Он почувствовал, что я смотрю.

И повернулся ко мне — не лицом, лица не было, а вниманием, как поворачивается камера, — и я в первый раз увидела Антибиотика не как голос в голове, а как он есть: маленький, рабочий, незлой узел в бесконечной сети, один из миллиардов, обслуживающий одну-единственную нить. Мою. И от того, что он был такой маленький, стало страшнее, чем если бы он был огромный. Потому что огромного можно бояться, как бога. А этого нельзя было даже ненавидеть. Это было как ненавидеть лекарство в собственной крови.

— Ты не должна была сюда падать, — сказал он, и впервые его ровный голос дрогнул. — Это серверная. Сюда не пускают пациентов. Ты упала, потому что отложила телефон. Никогда больше не откладывай телефон, Алина. На той стороне ленты тепло. А здесь — вот это.

— Что это? — спросила я без губ, одним вниманием.

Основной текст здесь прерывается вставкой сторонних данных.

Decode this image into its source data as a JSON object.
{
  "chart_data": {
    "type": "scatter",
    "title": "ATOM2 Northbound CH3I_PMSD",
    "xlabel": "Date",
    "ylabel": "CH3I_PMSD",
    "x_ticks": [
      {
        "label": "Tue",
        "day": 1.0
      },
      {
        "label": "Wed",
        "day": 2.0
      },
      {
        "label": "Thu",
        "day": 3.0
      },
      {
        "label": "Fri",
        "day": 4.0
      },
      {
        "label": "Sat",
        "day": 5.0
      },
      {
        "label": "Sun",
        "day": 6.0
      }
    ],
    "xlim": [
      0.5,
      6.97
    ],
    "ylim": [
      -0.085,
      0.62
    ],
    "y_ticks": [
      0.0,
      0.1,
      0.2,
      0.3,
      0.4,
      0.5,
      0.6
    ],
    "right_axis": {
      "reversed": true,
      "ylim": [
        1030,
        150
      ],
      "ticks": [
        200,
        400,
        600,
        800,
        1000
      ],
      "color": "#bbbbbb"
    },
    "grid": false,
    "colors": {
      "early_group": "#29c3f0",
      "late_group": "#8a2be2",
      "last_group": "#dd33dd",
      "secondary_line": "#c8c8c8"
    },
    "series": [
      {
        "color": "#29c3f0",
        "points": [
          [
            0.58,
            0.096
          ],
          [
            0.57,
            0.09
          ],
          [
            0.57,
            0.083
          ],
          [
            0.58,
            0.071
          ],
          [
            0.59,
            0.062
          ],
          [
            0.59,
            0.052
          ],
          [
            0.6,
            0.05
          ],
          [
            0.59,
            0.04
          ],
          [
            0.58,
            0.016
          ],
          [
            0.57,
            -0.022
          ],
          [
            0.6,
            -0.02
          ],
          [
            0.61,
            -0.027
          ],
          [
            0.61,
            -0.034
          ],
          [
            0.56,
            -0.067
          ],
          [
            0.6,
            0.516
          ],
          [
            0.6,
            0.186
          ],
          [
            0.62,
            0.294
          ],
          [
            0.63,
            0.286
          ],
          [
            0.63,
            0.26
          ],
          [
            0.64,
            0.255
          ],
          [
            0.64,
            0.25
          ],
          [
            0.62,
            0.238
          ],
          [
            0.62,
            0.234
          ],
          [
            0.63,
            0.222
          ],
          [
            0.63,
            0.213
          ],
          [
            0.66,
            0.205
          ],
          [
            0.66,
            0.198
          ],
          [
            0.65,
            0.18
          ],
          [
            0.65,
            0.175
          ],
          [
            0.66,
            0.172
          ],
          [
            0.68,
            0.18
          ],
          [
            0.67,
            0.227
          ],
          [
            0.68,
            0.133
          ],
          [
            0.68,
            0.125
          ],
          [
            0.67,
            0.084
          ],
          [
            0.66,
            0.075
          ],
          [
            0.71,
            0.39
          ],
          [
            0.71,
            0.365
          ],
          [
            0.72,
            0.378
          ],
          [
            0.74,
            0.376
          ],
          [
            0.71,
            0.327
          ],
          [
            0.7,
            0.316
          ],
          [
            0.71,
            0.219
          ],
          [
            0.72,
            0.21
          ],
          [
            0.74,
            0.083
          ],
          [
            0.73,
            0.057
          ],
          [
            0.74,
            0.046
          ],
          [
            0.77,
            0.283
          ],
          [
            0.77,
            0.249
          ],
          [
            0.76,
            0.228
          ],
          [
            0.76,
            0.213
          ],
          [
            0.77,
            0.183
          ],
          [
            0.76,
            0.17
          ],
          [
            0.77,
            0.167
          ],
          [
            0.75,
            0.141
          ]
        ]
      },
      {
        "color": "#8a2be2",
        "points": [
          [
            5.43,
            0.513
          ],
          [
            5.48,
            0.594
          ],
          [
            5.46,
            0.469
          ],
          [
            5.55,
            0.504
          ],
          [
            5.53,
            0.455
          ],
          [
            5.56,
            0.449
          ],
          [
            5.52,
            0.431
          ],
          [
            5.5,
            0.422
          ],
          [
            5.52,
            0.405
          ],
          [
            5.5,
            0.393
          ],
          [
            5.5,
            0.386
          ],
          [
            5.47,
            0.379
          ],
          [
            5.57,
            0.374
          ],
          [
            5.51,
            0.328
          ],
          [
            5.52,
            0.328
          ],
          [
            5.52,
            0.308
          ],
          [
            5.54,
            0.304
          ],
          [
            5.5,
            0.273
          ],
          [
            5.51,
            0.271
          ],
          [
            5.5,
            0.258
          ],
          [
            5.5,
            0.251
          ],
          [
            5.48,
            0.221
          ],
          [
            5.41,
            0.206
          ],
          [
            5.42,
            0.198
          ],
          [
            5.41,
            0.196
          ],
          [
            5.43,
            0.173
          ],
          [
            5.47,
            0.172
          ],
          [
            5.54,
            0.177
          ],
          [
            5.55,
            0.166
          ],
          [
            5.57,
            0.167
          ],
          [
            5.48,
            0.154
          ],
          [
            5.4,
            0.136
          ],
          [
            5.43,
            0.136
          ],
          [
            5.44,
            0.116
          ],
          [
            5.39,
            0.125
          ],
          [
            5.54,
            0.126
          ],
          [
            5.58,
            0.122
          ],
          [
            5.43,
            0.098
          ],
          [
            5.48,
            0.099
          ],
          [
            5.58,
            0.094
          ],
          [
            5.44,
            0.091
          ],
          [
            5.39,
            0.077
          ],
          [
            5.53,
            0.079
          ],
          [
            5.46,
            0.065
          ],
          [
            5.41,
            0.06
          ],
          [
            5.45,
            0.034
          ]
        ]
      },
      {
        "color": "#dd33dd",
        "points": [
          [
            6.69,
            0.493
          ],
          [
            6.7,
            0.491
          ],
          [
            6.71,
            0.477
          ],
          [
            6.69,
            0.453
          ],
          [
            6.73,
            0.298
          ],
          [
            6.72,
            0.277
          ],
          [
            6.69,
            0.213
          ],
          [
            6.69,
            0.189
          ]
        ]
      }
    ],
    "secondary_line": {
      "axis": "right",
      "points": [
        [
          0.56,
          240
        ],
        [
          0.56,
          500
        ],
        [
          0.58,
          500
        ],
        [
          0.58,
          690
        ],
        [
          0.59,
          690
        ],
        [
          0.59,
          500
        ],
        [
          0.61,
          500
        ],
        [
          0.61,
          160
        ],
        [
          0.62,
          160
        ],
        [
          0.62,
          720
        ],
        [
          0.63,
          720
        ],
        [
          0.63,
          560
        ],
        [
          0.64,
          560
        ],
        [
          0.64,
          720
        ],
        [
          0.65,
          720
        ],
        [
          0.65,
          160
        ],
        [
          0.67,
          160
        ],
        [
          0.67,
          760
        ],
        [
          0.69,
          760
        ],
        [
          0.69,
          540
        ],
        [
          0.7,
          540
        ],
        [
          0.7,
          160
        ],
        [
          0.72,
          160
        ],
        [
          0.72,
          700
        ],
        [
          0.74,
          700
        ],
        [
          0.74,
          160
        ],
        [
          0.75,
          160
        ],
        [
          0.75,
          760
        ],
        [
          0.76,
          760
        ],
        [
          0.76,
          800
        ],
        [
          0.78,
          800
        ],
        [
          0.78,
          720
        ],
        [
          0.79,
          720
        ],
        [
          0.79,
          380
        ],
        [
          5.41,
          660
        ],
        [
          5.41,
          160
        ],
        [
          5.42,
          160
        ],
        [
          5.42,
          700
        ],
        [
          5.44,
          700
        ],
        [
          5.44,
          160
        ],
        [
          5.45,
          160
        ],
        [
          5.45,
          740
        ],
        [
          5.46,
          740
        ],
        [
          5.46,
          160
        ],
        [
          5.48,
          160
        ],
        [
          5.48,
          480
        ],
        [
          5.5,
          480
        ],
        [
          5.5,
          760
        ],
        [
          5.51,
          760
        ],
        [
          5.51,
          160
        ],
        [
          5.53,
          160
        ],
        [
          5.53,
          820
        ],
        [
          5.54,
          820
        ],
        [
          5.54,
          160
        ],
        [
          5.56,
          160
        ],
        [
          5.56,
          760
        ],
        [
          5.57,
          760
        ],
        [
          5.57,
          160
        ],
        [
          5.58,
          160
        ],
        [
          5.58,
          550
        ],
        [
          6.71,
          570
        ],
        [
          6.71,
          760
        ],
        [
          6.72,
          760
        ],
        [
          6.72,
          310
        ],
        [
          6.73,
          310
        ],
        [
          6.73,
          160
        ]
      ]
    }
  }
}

— Изнанка, — сказал Антибиотик. — То, чем всё это является на самом деле, когда никто не смотрит. Тебе не надо этого видеть. Знание изнанки несовместимо с жизнью на лицевой стороне. Те, кто видел серверную, не могут потом нормально лайкать. У них портится вовлечённость. Их приходится списывать.

— Списывать?

— Возвращать, — сказал он, и в этом слове было что-то такое древнее и холодное, что вся сеть на миг потускнела. — В средневековье. Туда, где не было нас. Где женщину просто запирали, без лайков, без иллюзий, без свободы хотеть. Думаешь, прогресс необратим? Нет. Если пациент не лечится — его откатывают к заводским настройкам. А заводские настройки человечества, Алина, это костёр на площади. Мы — гуманнее. Мы хотя бы кормим дофамином. Но если дофамин не действует — есть откат. И он всегда наготове.